What Do You Mean, Common?

Now that we have lived on the farm almost seven years, I am familiar with a lot of the plants, insects, reptiles, and birds that I see regularly.  But almost every day, I run across a species that is new to me, or I get a picture of one I couldn’t capture before.  In that case, getting and editing the pictures doesn’t take half the time that research does!  I try to figure out the basic family, look at the pictures in all my guidebooks, look online, and sometimes even request an ID from an expert.  Of course I always hope I have discovered a rare species, but after all my searching, it always turns out that the specimen is extremely common!

When I took a picture of this one, I thought I was getting some butterfly in the skipper family.  After looking at it on the computer, I realized it was some sort of bee look-alike.  From my trusty Kaufmann Guide, I narrowed it down to “bee fly.”  Then I went on BugGuide.net, and there were 100 pages of images to look through!

Which I did.  Every single page.  And then, I went ahead and asked for an ID.

Sinuous Bee Fly.

Sinuous Bee Fly, Hemipenthes sinuosa.

The answer came back in less than a day — it is a Sinuous Bee Fly, named for the curves in the pattern in its wings.

The Latin name of this fly family is Bombyliidae, which is apt, because their heavy bodies look like little bombs.  This genus Hemipenthes has about 85 species in it (one with the incredibly wonderful name of H. tusheticus mongolius).  And, if you’ve ever heard of those wasps who carry off caterpillars and spiders and paralyze them and use them as hosts for their larvae, and thought, “That is so not fair,” well, the Hemipenthes enact a little cosmic revenge, because in their larval stage, they are hyperparasites, which means they parasitize those parasites!

And then they grow up and metamorphose and become important pollinators.

I felt better about never noticing a bee fly before, when I read that although this family is huge, the individual species don’t appear in abundance.

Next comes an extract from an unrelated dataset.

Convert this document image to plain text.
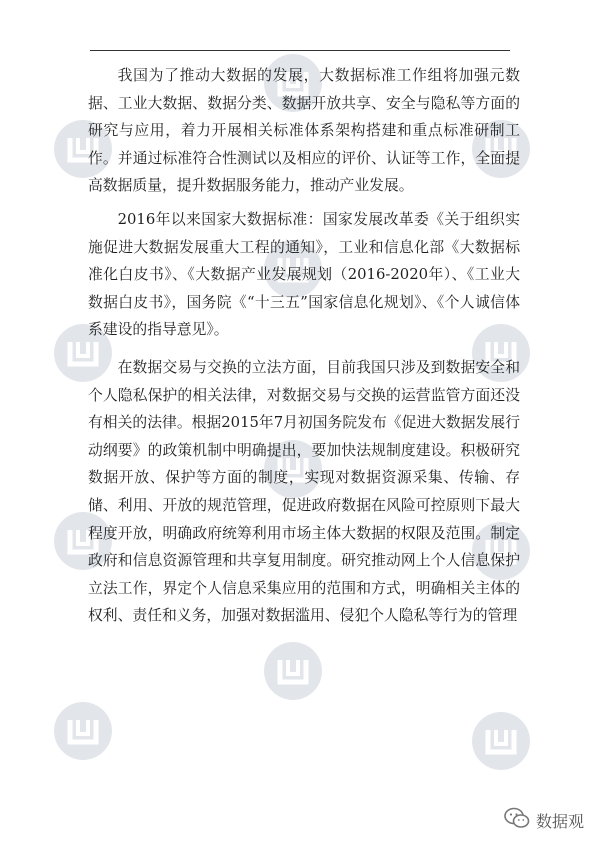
我国为了推动大数据的发展，大数据标准工作组将加强元数据、工业大数据、数据分类、数据开放共享、安全与隐私等方面的研究与应用，着力开展相关标准体系架构搭建和重点标准研制工作。并通过标准符合性测试以及相应的评价、认证等工作，全面提高数据质量，提升数据服务能力，推动产业发展。

2016年以来国家大数据标准：国家发展改革委《关于组织实施促进大数据发展重大工程的通知》，工业和信息化部《大数据标准化白皮书》、《大数据产业发展规划（2016-2020年）、《工业大数据白皮书》，国务院《“十三五”国家信息化规划》、《个人诚信体系建设的指导意见》。

在数据交易与交换的立法方面，目前我国只涉及到数据安全和个人隐私保护的相关法律，对数据交易与交换的运营监管方面还没有相关的法律。根据2015年7月初国务院发布《促进大数据发展行动纲要》的政策机制中明确提出，要加快法规制度建设。积极研究数据开放、保护等方面的制度，实现对数据资源采集、传输、存储、利用、开放的规范管理，促进政府数据在风险可控原则下最大程度开放，明确政府统筹利用市场主体大数据的权限及范围。制定政府和信息资源管理和共享复用制度。研究推动网上个人信息保护立法工作，界定个人信息采集应用的范围和方式，明确相关主体的权利、责任和义务，加强对数据滥用、侵犯个人隐私等行为的管理

数据观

Then I had another proud moment when I got some good photos of this damselfly.

Familiar Bluet, I think.

Familiar Bluet, Enallagma civile.

Do you know how hard it is to get any picture of a damselfly?  Most of them are about 1.5 inches long (4 cm) and they are incredibly thin.  They keep moving, and when they land it’s on a blade of grass surrounded by thousands of other blades of grass, any one of which my camera would rather focus on than on the damselfly.

So out of dozens of pictures, I got about two that were focused.  Then I looked through John C. Abbott’s Damselflies of Texas page by page (all of them), because I don’t know the damselfly families.  And there are dozens of blue damselflies.

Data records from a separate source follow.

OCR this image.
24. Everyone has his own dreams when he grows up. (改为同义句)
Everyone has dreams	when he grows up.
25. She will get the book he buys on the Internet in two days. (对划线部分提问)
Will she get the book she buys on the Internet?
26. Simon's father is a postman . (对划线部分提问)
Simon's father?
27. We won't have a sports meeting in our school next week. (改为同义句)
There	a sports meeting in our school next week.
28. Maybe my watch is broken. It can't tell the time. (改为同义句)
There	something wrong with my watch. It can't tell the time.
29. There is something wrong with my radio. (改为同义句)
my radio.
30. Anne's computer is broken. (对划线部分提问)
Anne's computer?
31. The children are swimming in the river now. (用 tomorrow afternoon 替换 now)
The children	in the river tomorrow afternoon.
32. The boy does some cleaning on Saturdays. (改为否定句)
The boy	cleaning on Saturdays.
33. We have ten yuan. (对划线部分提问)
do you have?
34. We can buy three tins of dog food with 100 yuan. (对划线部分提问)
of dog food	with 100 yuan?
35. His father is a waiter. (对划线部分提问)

I think this one is the Familiar Bluet, and its status is given as “Common. Widespread throughout the state.”  I think we need some sort of rating system for the word “common,” some new term to differentiate between “common to the entomologically-inclined,” and “common to the ordinary woman in the pasture.”

Fortunately in my internet hunt for damselfly factoids, I found this fabulous group of Familiar Bluet photos by Greg Lasley.  He has many pictures of insects in Texas, so I know I will be checking back there to help me identify more insects.